Ces derniers mois, le gouvernement péquiste a littéralement ouvert les vannes. Semaine après semaine, de grands projets d'investissement d'entreprises privées sont annoncés, avec l'appui financier du gouvernement.

Ces avances de fonds de l'État, contrairement à la croyance populaire, n'ont pas toutes un impact sur le budget annuel. Une grande partie vient plutôt gonfler directement la dette du gouvernement, sans faire varier d'un iota le déficit de l'année.

La procédure est tout à fait conforme aux règles comptables, rassurez-vous. Toutefois, elle permet au gouvernement, en cette veille d'élections, de stimuler l'économie sans alourdir son budget. Et sans faire de douloureuses compressions additionnelles pour atteindre le déficit zéro, pourrait-on dire. La dette du Québec, par contre, en souffre.

Pour comprendre le phénomène, j'ai fait l'analyse de chacun des projets d'investissement privés de plus de 35 millions de dollars annoncés par le gouvernement péquiste depuis son élection, en septembre 2012. Le résultat est frappant.

Au total, 16 projets entrent dans cette catégorie, pour des investissements de 4,3 milliards. Pour ces projets, le gouvernement du Québec s'est engagé à fournir une aide d'environ 655 millions, de différentes façons.

Or, sur les 655 millions d'aide, à peine un tiers sera inscrit dans le budget annuel du Québec, selon le moment du débours, et plus des deux tiers, soit 447 millions, gonfleront directement la dette.

Comment expliquer ce phénomène? D'abord, il faut savoir que l'impact sur le déficit et la dette varie selon la nature de l'aide financière. Quand le gouvernement verse une subvention - ou un prêt non remboursable, selon le jargon -, la somme est directement inscrite aux dépenses annuelles du gouvernement.
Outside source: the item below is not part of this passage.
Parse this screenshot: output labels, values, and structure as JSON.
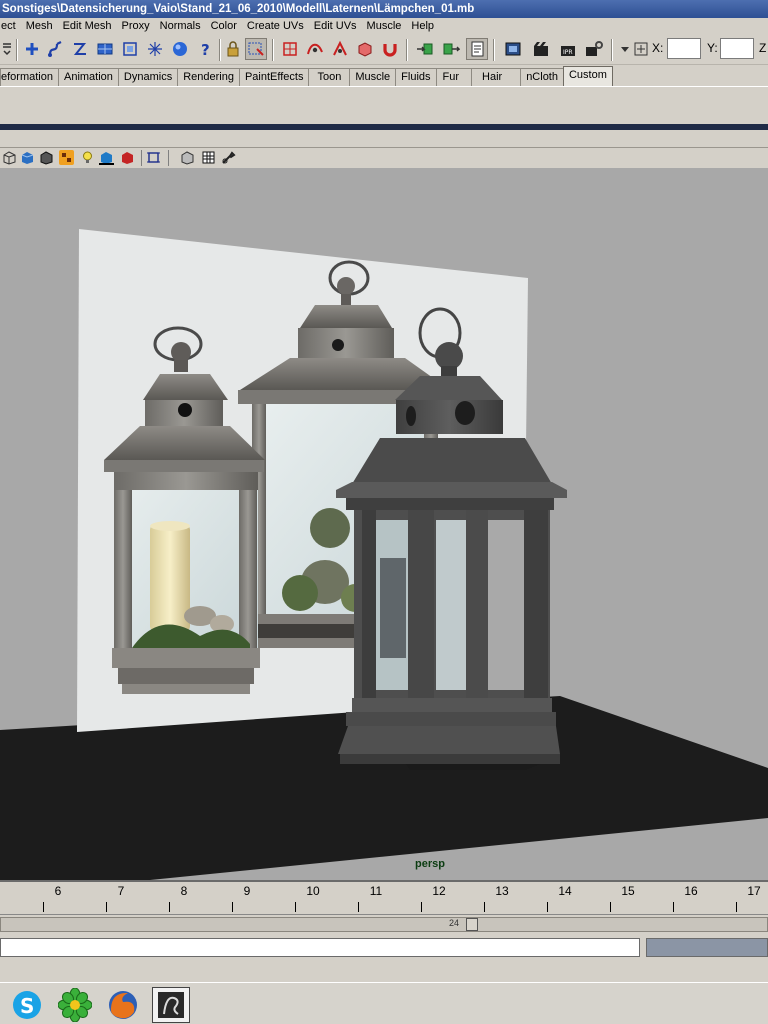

Même chose pour la valeur des crédits d'impôt offerts pour les employés des secteurs informatique (30% des salaires) et multimédias (37,5% des salaires).

Le traitement est bien différent lorsque le gouvernement prend une participation dans un projet ou, autrement dit, lorsqu'il injecte des fonds en échange de capital-actions, dans l'espoir d'en retirer des profits. C'est le cas d'une partie de l'aide au projet de Ciment McInnis, en Gaspésie, et de la totalité de celle pour les forages pétroliers de l'île d'Anticosti.

Pour investir de telles sommes, le gouvernement commence par emprunter sur les marchés financiers, ce qui vient engraisser sa dette, et verse ensuite l'argent dans les projets. Les fonds injectés n'ont pas à être inscrits dans les dépenses annuelles du budget, selon les règles comptables. Ils viennent gonfler le passif du gouvernement, et donc la dette, de même que l'actif. Un peu comme l'emprunt contracté pour acheter votre voiture ou votre maison n'a pas augmenté vos dépenses annuelles, seulement votre endettement.

Une autre forme d'aide vient faire augmenter la dette, pour des raisons semblables: les prêts faits aux entreprises. Dans ce cas, toutefois, le gouvernement prend une provision pour refléter la probabilité d'un non-remboursement du capital prêté, comme le font les banques. La provision est passée à la dépense au moment du débours et fait donc gonfler le déficit.

Cette provision est généralement de 30% pour les prêts aux entreprises, mais grimpe jusqu'à environ 40% pour la cimenterie de Port-Daniels-Gascons, un projet risqué. Le reste (60 ou 70%) vient, en quelque sorte, augmenter directement la dette.

Précisons qu'à lui seul, le projet de cimenterie accapare la moitié de l'aide accordée aux grands projets par le gouvernement péquiste depuis son élection. Sans ce projet, l'aide aurait été de 305 millions plutôt que de 655 millions. L'impact des différentes aides sur les déficits et la dette aurait gardé les mêmes proportions (un tiers-deux tiers environ), néanmoins.

Dans ses budgets, le ministère des Finances du Québec donne des détails de l'impact sur la dette des «prêts, placements et avances» aux entreprises. Au cours de l'année qui débute le 1er avril, ce poste augmentera de 1,43 milliard, ce qui correspond à 20% de la croissance de la dette, de 7,15 milliards.

Ce poste englobe la réinjection annuelle de fonds que fait le gouvernement du Québec dans Hydro-Québec. Le poste croîtra encore de près de 1,5 milliard de dollars au cours de chacune des deux années suivantes.

Pour être juste, il faut dire que le gouvernement péquiste n'est pas le seul à avoir fait gonfler la dette de cette façon. Les libéraux ont, eux aussi, eu souvent recours aux prêts et placements. La comparaison entre les deux partis est toutefois difficile à faire en raison du changement des normes comptables, notamment.